Remember how I said a while back that I was going to actively blog for 3 months? Ha! That, obviously, didn't happen. There are a few reasons why:
I've been SO busy! I recently started my MFT internship. Oh man, I am loving it! I already have 10 clients - how is that even possible?! Granted, only 3 of them am I seeing on my own, while 7 are with co-therapists, but geez! I was not expecting that! I am really enjoying it thought. I really feel like I have come into myself as a therapist over the past few weeks. And let me tell ya, that is a wonderful feeling.
Because of I've been so busy, my time off has been reserved for rest, relaxation, family, and friends. I've been trying to stay busy on the weekends doing things that make me happy (and yes, sometimes staying busy actually means doing nothing all day on purpose, cause sometimes - that just makes me happy!).
I once read that blogging can be difficult for someone with an addictive personality. I DEFINITELY have an addictive personality. (Hello, have you heard about my obsessions with Supernatural and Cafe Rio? No? well, don't worry - you will!) The reason for this is that it is easy to become obsessed with blog stats and comments and all that jazz. And I noticed myself checking to see how many people had viewed my blog, hoping for comments. And well, there weren't as many people looking at my blog as I had hoped for (delusions of grandeur and all...), and there weren't as many comments as I had also hoped for. So I got a little frustrated and gave up in some regards. I understand people not commenting - I never used to either! (I have only recently started to comment on other blogs because I realized how much I craved it with my own blog). So, if you haven't commented - I'm not calling you out or anything. If you don't want to comment, that's just fine and I don't blame you! I have recently realized that writing is really therapeutic for me if I let it. I am getting to the point that I want to write for me, and not just to see how much other people like what I have to say. I just offer this point as a way of explanation for my lack of posts, not as a call to repentance for my readers. :) However, I would like this blog to be a bit more interactive - so if you have the desire to comment, please do!

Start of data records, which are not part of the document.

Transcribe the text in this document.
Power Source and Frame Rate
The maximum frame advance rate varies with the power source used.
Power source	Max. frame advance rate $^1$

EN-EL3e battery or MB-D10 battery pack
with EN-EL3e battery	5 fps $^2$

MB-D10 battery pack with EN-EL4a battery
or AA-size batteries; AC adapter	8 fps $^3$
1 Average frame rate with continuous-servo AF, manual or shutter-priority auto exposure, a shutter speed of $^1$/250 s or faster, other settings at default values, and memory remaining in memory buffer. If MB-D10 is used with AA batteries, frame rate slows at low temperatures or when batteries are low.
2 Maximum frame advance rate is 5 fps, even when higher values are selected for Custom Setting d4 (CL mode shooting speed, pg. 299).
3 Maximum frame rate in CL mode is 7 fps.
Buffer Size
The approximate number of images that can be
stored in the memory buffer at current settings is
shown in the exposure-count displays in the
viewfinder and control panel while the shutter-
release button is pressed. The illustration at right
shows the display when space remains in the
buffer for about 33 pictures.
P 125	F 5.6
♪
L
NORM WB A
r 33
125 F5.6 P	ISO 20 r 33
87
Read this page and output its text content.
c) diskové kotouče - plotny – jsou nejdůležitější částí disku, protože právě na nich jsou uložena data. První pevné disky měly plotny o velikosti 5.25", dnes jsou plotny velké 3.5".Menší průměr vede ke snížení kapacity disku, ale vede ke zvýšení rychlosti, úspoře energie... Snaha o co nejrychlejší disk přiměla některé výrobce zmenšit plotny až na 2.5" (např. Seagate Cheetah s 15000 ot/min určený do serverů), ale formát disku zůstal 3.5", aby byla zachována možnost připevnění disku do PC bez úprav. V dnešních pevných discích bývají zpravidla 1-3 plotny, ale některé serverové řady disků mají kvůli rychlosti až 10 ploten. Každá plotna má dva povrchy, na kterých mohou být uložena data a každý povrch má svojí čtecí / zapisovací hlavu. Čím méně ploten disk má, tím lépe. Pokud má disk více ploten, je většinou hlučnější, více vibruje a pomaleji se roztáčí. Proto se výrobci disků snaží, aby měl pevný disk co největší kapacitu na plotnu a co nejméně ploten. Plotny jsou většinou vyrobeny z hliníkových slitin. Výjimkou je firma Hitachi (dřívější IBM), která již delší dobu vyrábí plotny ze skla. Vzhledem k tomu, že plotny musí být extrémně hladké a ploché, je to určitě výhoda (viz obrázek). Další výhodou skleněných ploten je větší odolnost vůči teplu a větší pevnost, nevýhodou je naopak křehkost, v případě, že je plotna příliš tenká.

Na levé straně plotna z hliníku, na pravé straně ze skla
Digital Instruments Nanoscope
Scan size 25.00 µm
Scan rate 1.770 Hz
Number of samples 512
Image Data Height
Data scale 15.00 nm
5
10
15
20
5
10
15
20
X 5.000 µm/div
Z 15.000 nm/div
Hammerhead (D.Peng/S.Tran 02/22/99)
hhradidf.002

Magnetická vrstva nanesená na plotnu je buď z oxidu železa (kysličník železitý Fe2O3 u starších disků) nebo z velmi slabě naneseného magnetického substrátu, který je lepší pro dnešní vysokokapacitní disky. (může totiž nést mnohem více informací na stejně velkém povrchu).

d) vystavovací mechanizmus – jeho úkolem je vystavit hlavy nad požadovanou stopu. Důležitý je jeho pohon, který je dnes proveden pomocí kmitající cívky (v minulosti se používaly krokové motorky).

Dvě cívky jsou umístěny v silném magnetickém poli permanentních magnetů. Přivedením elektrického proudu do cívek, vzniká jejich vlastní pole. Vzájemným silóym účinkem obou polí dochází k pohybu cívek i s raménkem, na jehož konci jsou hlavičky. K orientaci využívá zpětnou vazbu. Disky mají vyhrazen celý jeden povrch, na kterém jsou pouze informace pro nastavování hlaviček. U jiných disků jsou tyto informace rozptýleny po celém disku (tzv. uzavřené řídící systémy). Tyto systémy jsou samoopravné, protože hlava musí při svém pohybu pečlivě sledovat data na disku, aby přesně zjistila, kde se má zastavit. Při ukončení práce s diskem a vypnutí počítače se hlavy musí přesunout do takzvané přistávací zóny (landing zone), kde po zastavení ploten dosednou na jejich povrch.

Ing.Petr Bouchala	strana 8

But really, I think the real reason I haven't been blogging as much is because I want this blog to have a purpose. I want to write about things that matter (with a pleasant smattering of non-important, but fun things as well). I have that purpose in mind, but I'm having a hard time getting myself there. The initial explanation of that purpose is taking me forever to write out. Mostly because it's painful. I want to talk about some things in my life that are hard to even let myself think about, let alone write about them and share them with the world. But I know this is what I want to do, what I need to do, what this blog is meant for. I'm just having difficulty using the little time I have available to face my demons and write the hard stuff instead of relaxing while watching House Hunters. But the hard stuff needs to be written so I can get to the good stuff.
I'm on a journey that I want to share. I want to share it with as many people as I can. I don't know where that journey will end up and I can't guarantee the path will be fun all the time. There are lot of ups and downs, and lately a lot more downs than I would like. That is another reason I haven't been able to write - I have been in a negative place lately and didn't want to bring others down with me. But I am starting to have a little bit of an up. The path is trying to pull me back down every day, but I am trying to fight it and stay up, stay in the light. Because there is some light, I feel more ready to share. I want to be real in this space - share the good and the bad and be okay with that. But I also know that I don't want it all to be bad, which is probably why I haven't written in a while. The purpose I want for this blog is to share my experiences with as many people as I can. I hope that my experiences can help others in their hard times, whether those trials are similar to mine or not. We all go through hard things. I truly believe that pain needs to be acknowledged, even if for a short time, and I intend to do that here. But the beautiful thing is that, even when there is pain, there is room for joy and hope and growth as well. That is what I want to chronicle here. The bad with the good and the good with the bad.
But, I am still working on writing my story at this point. It may not be here for a while, but I am working on it. In the mean time, you will all just get to hear more about me! Because as much as I want this blog to express my story, it needs some lighter material as well. So don't worry - you'll get to read that, too. If there's anything you'd like to see me write about, let me know!
And now that I have been so very vague about my "journey," I am going to bed! Stay tuned!
I am in desperate need of a vacation. This is me last summer while on vacation. But since I can't take one til August, I go to Yellowstone and our cabin in Island Park, ID in my mind ALL the time! Can't wait to for that beautiful relaxation!
4 comments:
Rachel! That's so awesome that you have all of those clients already. I remember when I first started doing actual therapy I would take a step back every once in awhile and think, "wow, I'm actually doing this!" I'm excited you have a blog so I can know what is going on in you life :)
Oh man, Rachel. I totally know what you mean about being addicted to blog comments and stats! I'm excited to keep reading--and I'm so excited you're going to be an MFT!
Can't wait to read your story:)
Rachel, I read it. Don't give up on the blog!!!